Wednesday, November 21, 2012

November 22, 1862 (Saturday): "You must be off before Congress meets."

General Nathaniel Banks

Washington, November 22, 1862.
     MY DEAR GENERAL BANKS: Early last week you left me in high hope with your assurance that you would be off with your expedition at the end of that week or early in this. It is now the end of this, and I have just been overwhelmed and confounded with the sight of a requisition made by you which, I am assured, cannot be filled and got off within an hour short of two months. I inclose you a copy of the requisition, in some hope that it is not genuine - that you have never seen it. My dear general, this expanding and piling up of impedimenta has been so far almost our ruin, and will be our final ruin if it is not abandoned. If you had the articles of this requisition upon the wharf, with the necessary animals to make them of any use, and forage for the animals, you could not get vessels together in two weeks to carry the whole, to say nothing of your 20,000 men; and, having the vessels, you could not put the cargoes aboard in two weeks more. And, after all, where you are going you have no use for them. When you parted with me you had no such ideas in your mind. I know you had not, or you could not have excepted to be off so soon as you said. You must get back to something like the plan you had then or your expedition is a failure before you start. You must be off before Congress meets.

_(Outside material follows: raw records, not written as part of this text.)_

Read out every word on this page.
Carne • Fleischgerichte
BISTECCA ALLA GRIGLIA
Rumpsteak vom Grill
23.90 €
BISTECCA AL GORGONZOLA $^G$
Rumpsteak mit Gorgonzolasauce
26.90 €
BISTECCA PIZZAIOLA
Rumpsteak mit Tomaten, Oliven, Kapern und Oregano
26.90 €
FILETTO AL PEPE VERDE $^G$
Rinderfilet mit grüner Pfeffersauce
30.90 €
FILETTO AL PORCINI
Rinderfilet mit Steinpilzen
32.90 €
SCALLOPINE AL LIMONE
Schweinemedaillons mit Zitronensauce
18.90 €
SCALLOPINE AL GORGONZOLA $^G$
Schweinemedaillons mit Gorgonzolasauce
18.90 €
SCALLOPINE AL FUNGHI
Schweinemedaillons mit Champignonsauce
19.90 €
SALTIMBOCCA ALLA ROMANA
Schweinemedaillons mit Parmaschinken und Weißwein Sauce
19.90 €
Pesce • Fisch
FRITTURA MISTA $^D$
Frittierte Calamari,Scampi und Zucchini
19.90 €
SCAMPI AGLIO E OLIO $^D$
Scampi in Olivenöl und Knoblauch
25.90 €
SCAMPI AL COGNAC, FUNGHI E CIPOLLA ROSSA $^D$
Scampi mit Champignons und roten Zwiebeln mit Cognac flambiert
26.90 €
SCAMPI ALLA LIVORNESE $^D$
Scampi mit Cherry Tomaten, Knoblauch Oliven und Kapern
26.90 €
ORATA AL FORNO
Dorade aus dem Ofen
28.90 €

You would be better off anywhere, and especially where you are going, for not having a thousand wagons doing nothing but hauling forage to feed the animals that draw them, and taking at east 2,000 men to care for the wagons and animals, who otherwise might be 2,000 good soldiers. Now, dear general, do not think this is an ill-natured letter; it is the every reverse. The simple publication of this requisition would ruin you.
      Very truly, your friend,

      A. LINCOLN.

Series III., Vol. 2, Part 1, Page 862.

Banks was on Long Island preparing an expedition to New Orleans to reinforce that critical city which was under Butler's Union control.  Banks had, in fact, requestioned far more horses and equipment than he could ever take by sea to New Orleans.  He would reply that he was only requisitioning what he would ultimately need and still planned to depart within the week.  Lincoln may sometimes be regarded as an activist President in military affairs, but this letter acknowledges a pertinent fact, namely that the Republican Congress was more than willing to become involved in military matters.  Lincoln wanted the expedition gone before his allies in Congress could find other uses for the troops.